How Mass. Nonprofits Could Be Affected by Proposed U.S. Tax Law
November 4, 2017 The state's nonprofit trade association yesterday said the Tax Cuts and Jobs Act
, unveiled this week in the U.S. House of Representatives, will diminish charitable giving, but a study released earlier this year suggests that reducing the deductibility of charitable contributions from individual income federal tax returns may not be as dire as some believe.
The legislation proposes doubling the standard deduction and phasing out the estate tax, which the Massachusetts Nonprofit Network
(MNN) and others say would reduce charitable giving.
The reasoning is that more people would take the standard deduction instead of itemizing deductions from their income when computing their federal tax, which presumably reduces their incentive to give to charity. MNN said the proposed legislation would increase the share of federal taxpayers who do not itemize tax deductions from about 70% to 95%.
And the incentive to donate to charity among those who inherit large estates would be weakened since there would be no need to reduce estate taxes that no longer exist.
But that assumes people donate to charity in order to reduce their tax obligations.
While a national study of 1,000 American charitable donors earlier this year found that very few people want to see the charitable tax deduction completely eliminated, many are open to some limits on deductions.
The Donor Mindset Study, conducted jointly earlier this year by Opinions 4 Good and Grey Matter Research, founds that:
- Only half of all donors believed charitable deductions should be fully tax deductible for those who itemize.
- One-third believed there should be limits, almost equally divided between those who felt contributions should be deductible up to a certain amount and those who felt the limit should be for certain income levels.
- Only 10% wanted the charitable deduction eliminated, while 7% were uncertain.
Eighteen percent of survey respondents felt that if the charitable deduction were completely eliminated, which is not on the table, giving would actually increase, a view held almost exclusively by donors under age 50, and particularly by donors under the age of 35.
Ron Sellers, president of Grey Matter Research, noted that these findings fly in the face of what many nonprofits believe: There is widespread concern in the industry that reducing or eliminating the charitable deduction will have a chilling effect on giving. The surge in the proportion of donors who think giving will actually increase may surprise many.
According to Grey Matter, the proportion who believe cutting the charitable deduction will result in increased giving by Americans has tripled in the past five years, from 6% to 18% of all donors. The proportion who believe their own giving will rise if contributions are no longer tax deductible has more than quadrupled, from 5% to 22%.
It is generally held that 80% of philanthropic dollars come from 33% of taxpayers, but the exact amount contributed to charity by non-itemizers is not tracked.
If the Tax Cuts and Jobs Act
becomes law, federal taxes would be reduced, to varying degrees, for nearly all taxpayers. Some people may use that additional income to increase their charitable giving, especially if government support for social services wanes.

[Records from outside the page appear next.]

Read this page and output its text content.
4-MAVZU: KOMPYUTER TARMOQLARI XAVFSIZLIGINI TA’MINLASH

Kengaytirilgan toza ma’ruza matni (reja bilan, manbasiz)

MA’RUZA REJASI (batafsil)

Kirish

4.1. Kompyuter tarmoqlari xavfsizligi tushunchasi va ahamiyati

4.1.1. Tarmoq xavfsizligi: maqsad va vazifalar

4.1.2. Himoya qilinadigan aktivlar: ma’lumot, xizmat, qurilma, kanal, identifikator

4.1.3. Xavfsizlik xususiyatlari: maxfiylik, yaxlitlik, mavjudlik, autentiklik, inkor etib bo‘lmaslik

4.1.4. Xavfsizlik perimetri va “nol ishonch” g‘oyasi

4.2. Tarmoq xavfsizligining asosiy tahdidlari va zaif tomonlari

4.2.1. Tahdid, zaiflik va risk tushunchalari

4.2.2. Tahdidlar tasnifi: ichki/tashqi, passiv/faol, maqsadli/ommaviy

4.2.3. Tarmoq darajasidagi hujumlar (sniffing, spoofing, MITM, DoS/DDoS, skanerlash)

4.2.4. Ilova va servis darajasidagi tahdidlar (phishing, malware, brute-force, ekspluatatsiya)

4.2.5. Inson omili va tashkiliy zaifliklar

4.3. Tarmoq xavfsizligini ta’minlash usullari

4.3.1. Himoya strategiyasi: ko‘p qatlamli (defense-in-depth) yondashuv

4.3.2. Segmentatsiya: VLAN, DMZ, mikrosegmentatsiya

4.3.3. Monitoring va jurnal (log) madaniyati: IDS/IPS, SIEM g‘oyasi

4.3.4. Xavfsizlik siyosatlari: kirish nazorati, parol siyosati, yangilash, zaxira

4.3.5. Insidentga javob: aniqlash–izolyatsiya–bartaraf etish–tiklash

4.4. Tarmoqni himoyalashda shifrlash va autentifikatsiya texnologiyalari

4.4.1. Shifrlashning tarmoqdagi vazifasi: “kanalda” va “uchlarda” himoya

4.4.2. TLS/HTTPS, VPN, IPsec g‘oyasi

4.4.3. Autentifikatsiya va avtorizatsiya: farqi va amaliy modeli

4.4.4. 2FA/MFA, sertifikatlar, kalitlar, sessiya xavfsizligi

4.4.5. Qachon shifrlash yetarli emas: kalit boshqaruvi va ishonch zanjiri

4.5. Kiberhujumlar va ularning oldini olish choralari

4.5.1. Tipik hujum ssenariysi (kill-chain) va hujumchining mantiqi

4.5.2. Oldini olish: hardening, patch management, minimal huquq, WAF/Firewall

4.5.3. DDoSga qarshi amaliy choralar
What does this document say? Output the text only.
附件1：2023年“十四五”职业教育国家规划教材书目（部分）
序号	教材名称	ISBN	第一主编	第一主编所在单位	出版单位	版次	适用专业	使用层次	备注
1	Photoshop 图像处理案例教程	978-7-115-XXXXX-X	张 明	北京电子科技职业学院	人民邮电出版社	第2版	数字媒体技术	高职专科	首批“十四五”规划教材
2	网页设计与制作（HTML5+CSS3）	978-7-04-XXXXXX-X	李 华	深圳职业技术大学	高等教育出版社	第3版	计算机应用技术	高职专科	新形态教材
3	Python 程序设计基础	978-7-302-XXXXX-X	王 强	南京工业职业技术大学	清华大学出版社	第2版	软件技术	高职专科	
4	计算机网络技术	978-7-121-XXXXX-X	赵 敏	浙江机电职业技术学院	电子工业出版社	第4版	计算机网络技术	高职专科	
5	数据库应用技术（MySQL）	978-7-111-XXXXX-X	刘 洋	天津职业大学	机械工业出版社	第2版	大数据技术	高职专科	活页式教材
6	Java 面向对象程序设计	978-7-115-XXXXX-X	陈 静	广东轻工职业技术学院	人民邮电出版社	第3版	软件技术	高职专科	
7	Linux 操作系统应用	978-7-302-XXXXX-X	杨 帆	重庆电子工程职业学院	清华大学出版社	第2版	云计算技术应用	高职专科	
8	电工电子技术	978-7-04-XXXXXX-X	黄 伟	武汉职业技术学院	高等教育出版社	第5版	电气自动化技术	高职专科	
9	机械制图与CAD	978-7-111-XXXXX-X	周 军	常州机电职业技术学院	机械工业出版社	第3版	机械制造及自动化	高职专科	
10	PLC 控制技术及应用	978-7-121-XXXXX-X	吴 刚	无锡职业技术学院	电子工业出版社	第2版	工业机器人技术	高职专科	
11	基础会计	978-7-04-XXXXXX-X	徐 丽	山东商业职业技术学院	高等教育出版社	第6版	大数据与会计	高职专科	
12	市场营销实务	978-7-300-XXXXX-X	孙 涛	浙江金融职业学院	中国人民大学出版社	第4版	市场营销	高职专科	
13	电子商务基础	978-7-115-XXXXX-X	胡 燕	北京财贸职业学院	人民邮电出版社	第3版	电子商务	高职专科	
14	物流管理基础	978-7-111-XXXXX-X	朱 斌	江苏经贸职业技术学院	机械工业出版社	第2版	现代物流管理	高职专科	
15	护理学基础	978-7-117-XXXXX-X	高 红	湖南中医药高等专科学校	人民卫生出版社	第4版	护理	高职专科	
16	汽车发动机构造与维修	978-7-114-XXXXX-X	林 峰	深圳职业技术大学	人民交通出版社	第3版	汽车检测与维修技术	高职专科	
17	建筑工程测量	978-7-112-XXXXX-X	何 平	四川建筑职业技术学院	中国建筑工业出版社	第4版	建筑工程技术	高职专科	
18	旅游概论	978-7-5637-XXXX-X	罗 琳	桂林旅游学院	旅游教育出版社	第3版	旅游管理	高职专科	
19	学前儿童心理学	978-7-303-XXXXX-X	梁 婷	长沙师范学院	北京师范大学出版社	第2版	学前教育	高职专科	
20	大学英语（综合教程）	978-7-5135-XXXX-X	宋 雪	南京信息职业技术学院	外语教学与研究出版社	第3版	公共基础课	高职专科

The tax bill also proposes a 1.4% percent excise tax on private college and university investment income at institutions that have at least 500 students and assets of at least $100,000 per student, and a 20% tax on compensation of more than $1 million paid to nonprofits five highest paid employees. The tax would also apply to so-called parachute payments, or money paid out when top nonprofit executives or college presidents leave an institution.